Queca había ido creciendo, sus carreras se hicieron más moderadas, sus faldas se alargaron, sus saltos perdieron en impudicia y su trato con la pandilla se volvió más distante y selectivo. Todo eso lo notamos nosotros, pero Roberto vio algo más: que Queca tendía a descartar de su atención a los más trigueños, a través de sucesivas comparaciones, hasta que no se fijó más que en Chalo Sander, el chico de la banda que tenía el pelo más claro, el cutis sonrosado y que estudiaba además en un colegio de curas norteamericanos. Cuando sus piernas estuvieron más triunfales y torneadas que nunca ya sólo hablaba con Chalo Sander y la primera vez que se fue con él de la mano hasta el malecón comprendimos que nuestra deidad había dejado de pertenecernos y que ya no nos quedaba otro recurso que ser como el coro de la tragedia griega, presente y visible, pero alejado irremisiblemente de los dioses.

Desdeñados, despechados, nos reuníamos después de los juegos en una esquina, donde fumábamos nuestros primeros cigarrillos, nos acariciábamos con arrogancia el bozo incipiente y comentábamos lo irremediable. A veces entrábamos a la pulpería del chino Manuel y nos tomábamos una cerveza. Roberto nos seguía como una sombra, desde el umbral nos escrutaba con su mirada, sin perder nada de nuestro parloteo, le decíamos a veces hola zambo, tómate un trago y él siempre no, gracias, será para otra ocasión, pero a pesar de estar lejos y de sonreír sabíamos que compartía a su manera nuestro abandono.

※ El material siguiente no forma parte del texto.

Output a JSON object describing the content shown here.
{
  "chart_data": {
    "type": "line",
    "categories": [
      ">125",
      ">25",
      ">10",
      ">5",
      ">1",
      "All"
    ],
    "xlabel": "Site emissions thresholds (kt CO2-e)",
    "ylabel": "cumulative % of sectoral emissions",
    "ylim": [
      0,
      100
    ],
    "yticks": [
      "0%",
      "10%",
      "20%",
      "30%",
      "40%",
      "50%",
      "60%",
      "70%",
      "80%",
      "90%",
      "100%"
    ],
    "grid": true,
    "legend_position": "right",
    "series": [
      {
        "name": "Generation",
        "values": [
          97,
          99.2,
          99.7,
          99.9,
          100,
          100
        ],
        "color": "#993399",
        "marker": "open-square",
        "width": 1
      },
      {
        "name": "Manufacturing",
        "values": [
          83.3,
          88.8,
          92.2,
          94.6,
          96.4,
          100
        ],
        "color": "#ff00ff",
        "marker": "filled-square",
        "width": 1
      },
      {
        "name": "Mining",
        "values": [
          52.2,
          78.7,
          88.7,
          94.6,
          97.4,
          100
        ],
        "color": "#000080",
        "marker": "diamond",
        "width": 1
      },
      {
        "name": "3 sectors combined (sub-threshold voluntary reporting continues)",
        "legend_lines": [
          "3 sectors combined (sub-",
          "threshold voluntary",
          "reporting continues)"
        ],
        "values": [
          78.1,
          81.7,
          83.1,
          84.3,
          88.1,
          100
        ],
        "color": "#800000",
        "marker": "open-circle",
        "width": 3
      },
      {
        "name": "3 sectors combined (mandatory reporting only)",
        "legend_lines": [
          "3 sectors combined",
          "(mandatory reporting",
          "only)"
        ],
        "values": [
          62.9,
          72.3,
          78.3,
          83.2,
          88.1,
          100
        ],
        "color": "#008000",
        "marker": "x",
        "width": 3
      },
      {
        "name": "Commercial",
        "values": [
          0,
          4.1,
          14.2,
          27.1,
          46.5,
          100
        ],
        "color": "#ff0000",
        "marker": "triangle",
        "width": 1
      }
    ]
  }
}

Y fue Chalo Sander naturalmente quien llevó a Queca a la fiesta de promoción cuando terminó el colegio. Desde temprano nos dimos cita en la pulpería, bebimos un poco más de la cuenta, urdimos planes insensatos, se habló de un rapto, de un cargamontón. Pero todo se fue en palabras. A las ocho de la noche estábamos frente al ranchito de los geranios, resignados a ser testigos de nuestra destitución. Chalo llegó en el carro de su papá, con un elegante smoking blanco y salió al poco rato acompañado de una Queca de vestido largo y peinado alto, en la que apenas reconocimos a la compañera de nuestros juegos. Queca ni nos miró, sonreía apretando en sus manos una carterita de raso. Visión fugaz, la última, pues ya nada sería como antes, moría en ese momento toda ilusión y por ello mismo no olvidaríamos nunca esa imagen, que clausuró para siempre una etapa de nuestra juventud.

Casi todos desertaron la plaza, unos porque preparaban el ingreso a la universidad, otros porque se fueron a otros barrios en busca de una imposible réplica de Queca. Sólo Roberto, que ya trabajaba como repartidor de una pastelería, recalaba al anochecer en la plaza, donde otros niños y niñas cogían el relevo de la pandilla anterior y repetían nuestros juegos con el candor de quien cree haberlos inventado. En su banca solitaria registraba distraídamente el trajín, pero de reojo, seguía mirando hacia la casa de Queca. Así pudo comprobar antes que nadie que Chalo había sido sólo un episodio en la vida de Queca, una especie de ensayo general que la preparó para la llegada del original, del cual Chalo había sido la copia: Billy Mulligan, hijo de un funcionario del consulado de Estados Unidos.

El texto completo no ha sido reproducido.